Non è normale uno Stato che non applica la propria Costituzione là dove garantisce i diritti fondamentali delle cittadine e dei cittadini, il diritto al lavoro, il diritto alla salute, il diritto alla felicità. E che non si stanca, invece, di emendarla continuamente.
Qui, di fronte a me, ci sono troppe persone a “cittadinanza dimezzata”, prive dei diritti che spettano alle cittadine e ai cittadini eterosessuali. Persone alle quali è vietato sposarsi, adottare figli, unirsi civilmente, ereditare.
In Italia le persone Lesbiche Gay Bisessuali Trasgender Intersessuali e Queer continuano a subire discriminazioni in famiglia, sul lavoro, nella scuola, nella società senza potersi avvalere di alcun strumento giuridico specifico che le tuteli. PAUSA
Ho sempre pensato che i diritti di parità e di libertà non fossero materia negoziabile ma purtroppo mi rendo conto che non è stato così.
Sono passati 20 anni dal primo gay pride e ne sono passati 66 dall‘ entrata in vigore della nostra Costituzione che, al secondo comma di quell’ art. 3 che stabilisce che “tutti i cittadini hanno pari dignità sociale e sono uguali davanti alla legge, senza distinzione…”, affida ” alle Istituzioni repubblicane il dovere di rimuovere gli ostacoli economici e sociali che limitano di fatto la libertà e l’eguaglianza dei cittadini ed impediscono il pieno sviluppo della persona umana…..
Ebbene le istituzioni hanno fallito, non sono state all’altezza del ruolo che la Costituzione gli affida; in questi 20 anni, in questi 66 anni, il nostro paese non ha fatto segnare alcun passo avanti.
E questo nonostante i continui richiami e le crescenti pressioni da parte dell’Unione Europea.
Quella stessa Unione che inseguiamo ciechi nelle politiche economiche di austerità ma che ci lascia indifferenti quando ci parla di diritti negati.

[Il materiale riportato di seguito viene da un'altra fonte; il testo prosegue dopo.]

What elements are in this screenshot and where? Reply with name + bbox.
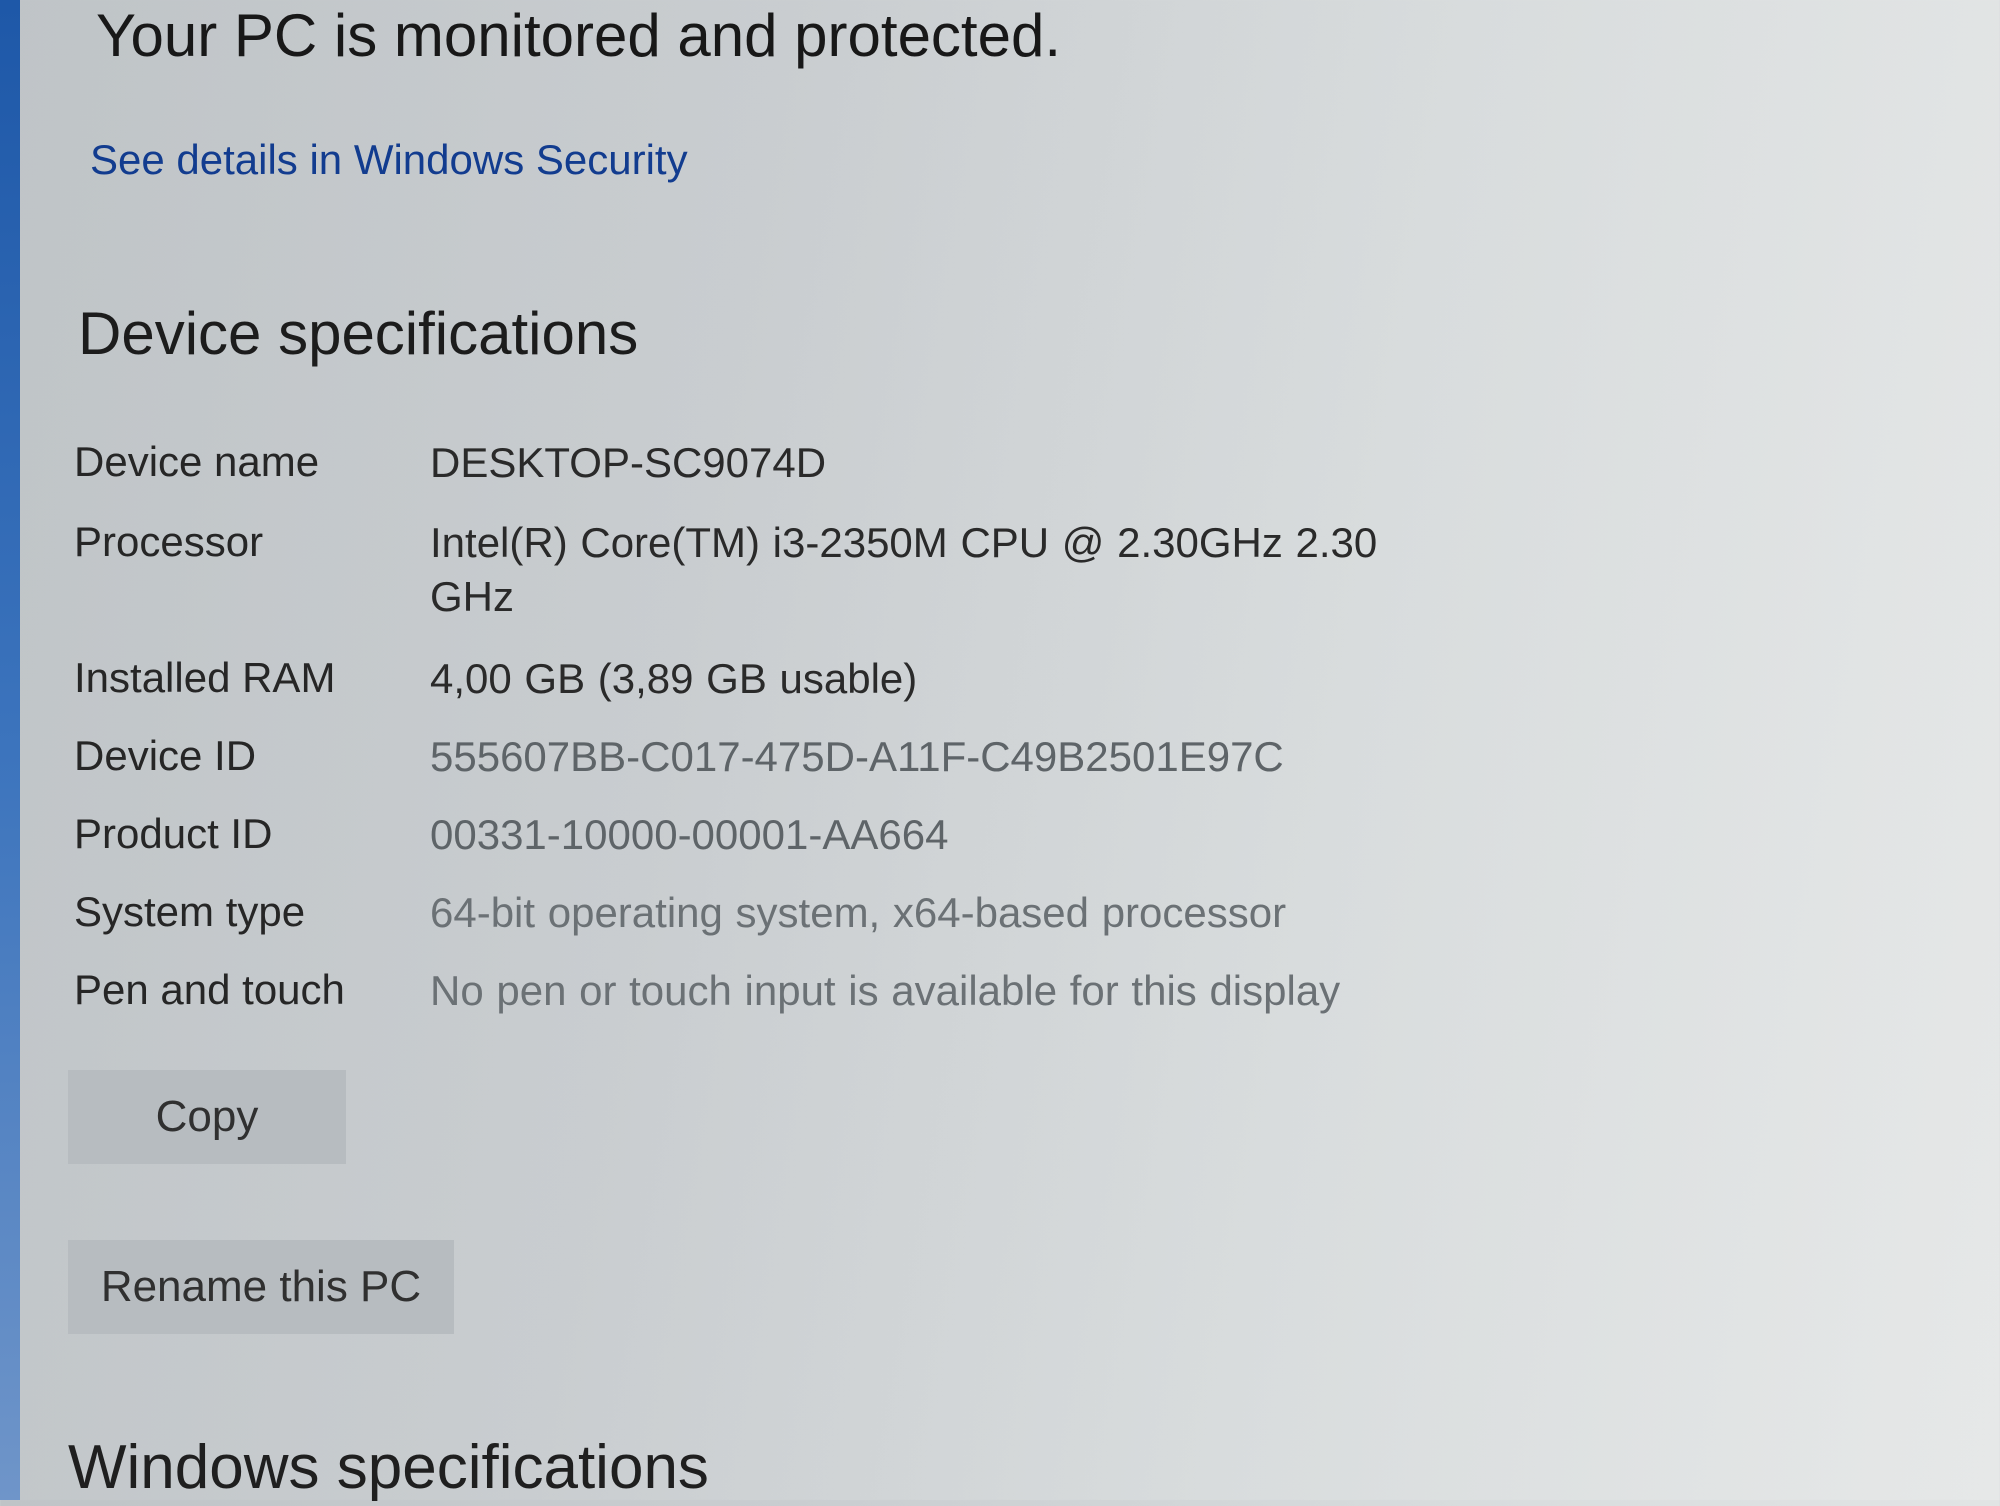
- spec-value-pen-and-touch: No pen or touch input is available for t…: [430, 967, 1341, 1014]
- spec-value-device-id: 555607BB-C017-475D-A11F-C49B2501E97C: [430, 733, 1284, 780]
- spec-value-product-id: 00331-10000-00001-AA664: [430, 811, 949, 858]
- windows-specifications-heading: Windows specifications: [68, 1433, 709, 1502]
- copy-button[interactable]: Copy: [68, 1070, 346, 1164]
- spec-label-system-type: System type: [74, 888, 306, 935]
- spec-value-installed-ram: 4,00 GB (3,89 GB usable): [430, 655, 918, 702]
- spec-value-system-type: 64-bit operating system, x64-based proce…: [430, 889, 1287, 936]
- spec-label-device-id: Device ID: [74, 732, 257, 779]
- about-page: Your PC is monitored and protected. See …: [0, 0, 2000, 1502]
- spec-label-installed-ram: Installed RAM: [74, 654, 336, 701]
- see-details-link[interactable]: See details in Windows Security: [90, 134, 688, 186]
- spec-label-pen-and-touch: Pen and touch: [74, 966, 345, 1013]
- security-status: Your PC is monitored and protected.: [96, 2, 1062, 69]
- spec-value-processor: Intel(R) Core(TM) i3-2350M CPU @ 2.30GHz…: [430, 519, 1378, 620]
- spec-label-processor: Processor: [74, 518, 264, 565]
- spec-label-product-id: Product ID: [74, 810, 273, 857]
- rename-pc-button[interactable]: Rename this PC: [68, 1240, 454, 1334]
- spec-value-device-name: DESKTOP-SC9074D: [430, 439, 827, 486]
- device-specifications-heading: Device specifications: [78, 300, 639, 367]
- spec-label-device-name: Device name: [74, 438, 320, 485]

Voi con la giornata di oggi avete dimostrato, ancora una volta, che la società civile è molto più avanti del potere che la rappresenta, avete creato una rivoluzione pacifica che vi vede uniti a tutti coloro che credono in un mondo più giusto ed equo. Al muro di indifferenza, di chiusura, di emarginazione voi avete opposto il vostro essere persone, cittadine, cittadini, il vostro essere famiglia, il vostro essere genitori.

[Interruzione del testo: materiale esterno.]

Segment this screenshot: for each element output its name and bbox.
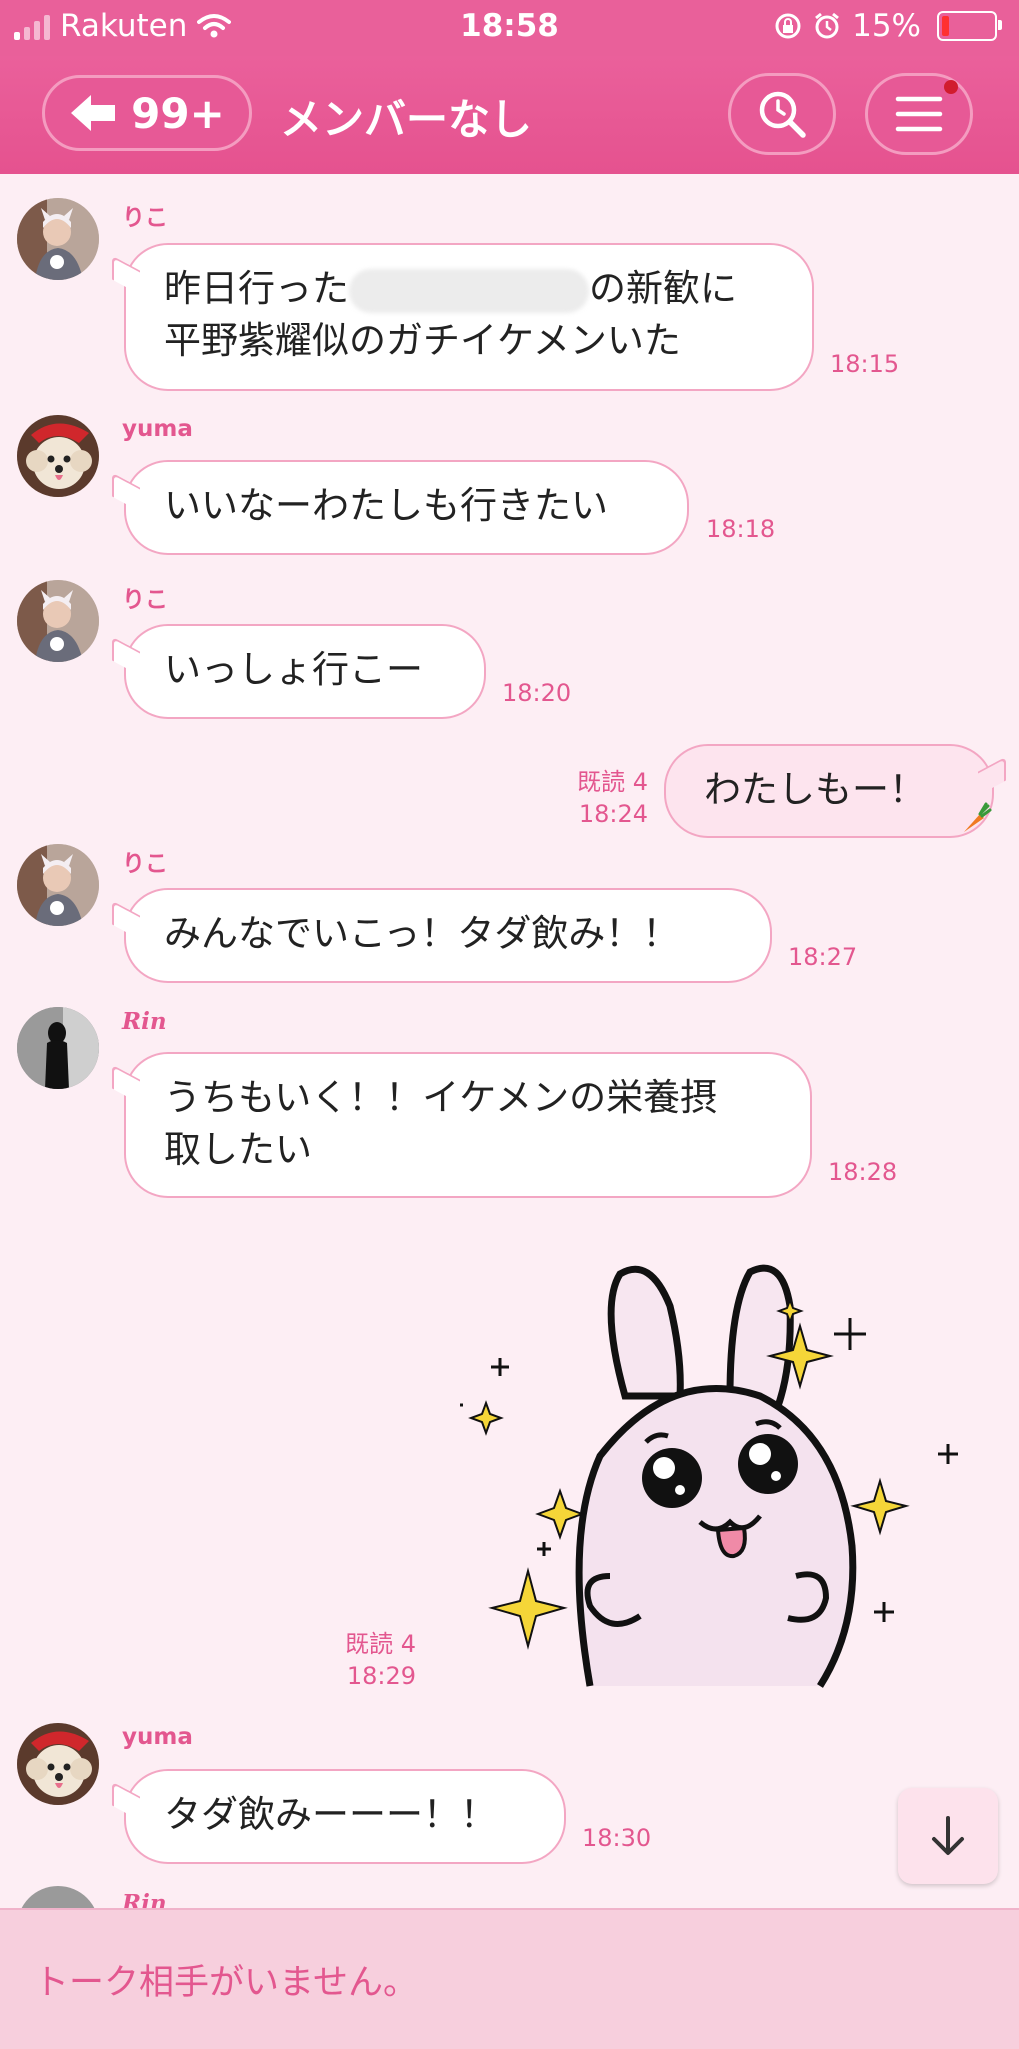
message-time: 18:28 xyxy=(828,1158,898,1186)
message-text: 平野紫耀似のガチイケメンいた xyxy=(164,319,681,362)
message-time: 18:30 xyxy=(582,1824,652,1852)
sender-name: Rin xyxy=(122,1008,167,1035)
message-bubble[interactable]: みんなでいこっ！タダ飲み！！ xyxy=(124,888,772,983)
bunny-sparkle-sticker[interactable] xyxy=(460,1246,970,1696)
sender-name: yuma xyxy=(122,416,193,442)
carrot-icon xyxy=(964,802,992,832)
message-bubble[interactable]: いっしょ行こー xyxy=(124,624,486,719)
message-bubble[interactable]: 昨日行った の新歓に 平野紫耀似のガチイケメンいた xyxy=(124,243,814,391)
message-bubble[interactable]: いいなーわたしも行きたい xyxy=(124,460,689,555)
rotation-lock-icon xyxy=(775,13,801,39)
avatar-yuma-photo xyxy=(17,415,99,497)
message-time: 18:27 xyxy=(788,943,858,971)
message-text: みんなでいこっ！タダ飲み！！ xyxy=(164,912,680,955)
message-text: いっしょ行こー xyxy=(164,648,423,691)
sender-name: りこ xyxy=(122,205,168,231)
avatar-riko[interactable] xyxy=(17,844,99,926)
back-button[interactable]: 99+ xyxy=(42,75,252,151)
avatar-riko-photo xyxy=(17,580,99,662)
message-bubble[interactable]: タダ飲みーーー！！ xyxy=(124,1769,566,1864)
arrow-down-icon xyxy=(932,1816,964,1855)
message-time: 18:29 xyxy=(346,1662,416,1690)
message-time: 18:15 xyxy=(830,350,900,378)
read-receipt: 既読 4 xyxy=(577,768,648,796)
avatar-riko[interactable] xyxy=(17,198,99,280)
message-time: 18:20 xyxy=(502,679,572,707)
search-button[interactable] xyxy=(728,73,836,155)
search-icon xyxy=(759,91,806,138)
message-meta: 既読 4 18:24 xyxy=(540,766,648,830)
avatar-yuma[interactable] xyxy=(17,1723,99,1805)
message-text: うちもいく！！イケメンの栄養摂 xyxy=(164,1076,718,1119)
no-members-notice: トーク相手がいません。 xyxy=(34,1963,418,2003)
message-meta: 既読 4 18:29 xyxy=(300,1628,416,1692)
battery-percent: 15% xyxy=(852,8,921,44)
avatar-riko-photo xyxy=(17,844,99,926)
back-arrow-icon xyxy=(71,95,116,131)
input-footer: トーク相手がいません。 xyxy=(0,1908,1019,2049)
avatar-riko-photo xyxy=(17,198,99,280)
message-text: わたしもー！ xyxy=(704,768,926,811)
read-receipt: 既読 4 xyxy=(345,1630,416,1658)
notification-dot xyxy=(944,80,958,94)
sender-name: yuma xyxy=(122,1724,193,1750)
sender-name: りこ xyxy=(122,587,168,613)
message-text: 昨日行った xyxy=(164,267,349,310)
message-text: タダ飲みーーー！！ xyxy=(164,1793,497,1836)
avatar-rin[interactable] xyxy=(17,1007,99,1089)
chat-title: メンバーなし xyxy=(280,95,533,144)
avatar-rin-photo xyxy=(17,1007,99,1089)
message-bubble[interactable]: うちもいく！！イケメンの栄養摂 取したい xyxy=(124,1052,812,1198)
avatar-yuma-photo xyxy=(17,1723,99,1805)
message-text: いいなーわたしも行きたい xyxy=(164,484,608,527)
hamburger-menu-icon xyxy=(895,96,943,132)
avatar-riko[interactable] xyxy=(17,580,99,662)
status-right: 15% xyxy=(774,8,1002,44)
alarm-icon xyxy=(815,12,840,39)
battery-icon xyxy=(937,11,1002,41)
avatar-yuma[interactable] xyxy=(17,415,99,497)
status-bar: Rakuten 18:58 15% xyxy=(0,0,1019,56)
message-time: 18:24 xyxy=(578,800,648,828)
message-text: 取したい xyxy=(164,1128,312,1171)
unread-count: 99+ xyxy=(131,88,225,138)
chat-header: 99+ メンバーなし xyxy=(0,56,1019,174)
redacted-text xyxy=(349,268,589,313)
menu-button[interactable] xyxy=(865,73,973,155)
scroll-to-bottom-button[interactable] xyxy=(898,1788,998,1884)
sender-name: りこ xyxy=(122,851,168,877)
message-text: の新歓に xyxy=(589,267,737,310)
message-bubble-own[interactable]: わたしもー！ xyxy=(664,744,994,838)
message-time: 18:18 xyxy=(706,515,776,543)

L’ Italia è rimasta ferma mentre il vostro movimento è andato avanti anche perché le vostre battaglie e le vostre rivendicazioni appartengono a tutte le persone che stanno dalla parte della laicità dello stato e delle istituzioni, che chiedono pari opportunità e pensano che una società è migliore solo se è migliore per tutti.
Per questo vi chiedo di continuare a lottare e ad incalzare le istituzioni senza curarvi del colore politico.
Noi, le Istituzioni, abbiamo il dovere di dare segnali chiari, di dire parole nette, di essere coraggiosi, abbiamo il dovere di essere interpreti delle esigenze di libertà, laicità e progresso che voi e chi vi sostiene continuano a pronunciare da decenni, inascoltate.
Certo l’avanzamento dei diritti necessita di leggi nazionali come quelle che sono già vigenti negli altri Stati europei ma sono convinto che non sia più il momento di delegare. Credo che, a livello territoriale, anche le Regioni e i Comuni abbiano rilevanti competenze e possano intervenire per migliorare le condizioni di vita delle persone Lesbiche Gay Bisessuali Trasgender Intersessuali e Qeer, degli immigrati, delle donne.
E questo, sia attraverso azioni dal forte valore simbolico, come l’approvazione del Registro delle Unioni civili, sia attraverso azioni concrete nel campo dei servizi sanitari, della formazione, dell’istruzione e della sanità che riescano a combattere le discriminazioni e a creare coscienze collettive inclusive.
Se lo Stato rimane immobile abbiamo il dovere di provare, almeno, a costruire una Sardegna più giusta.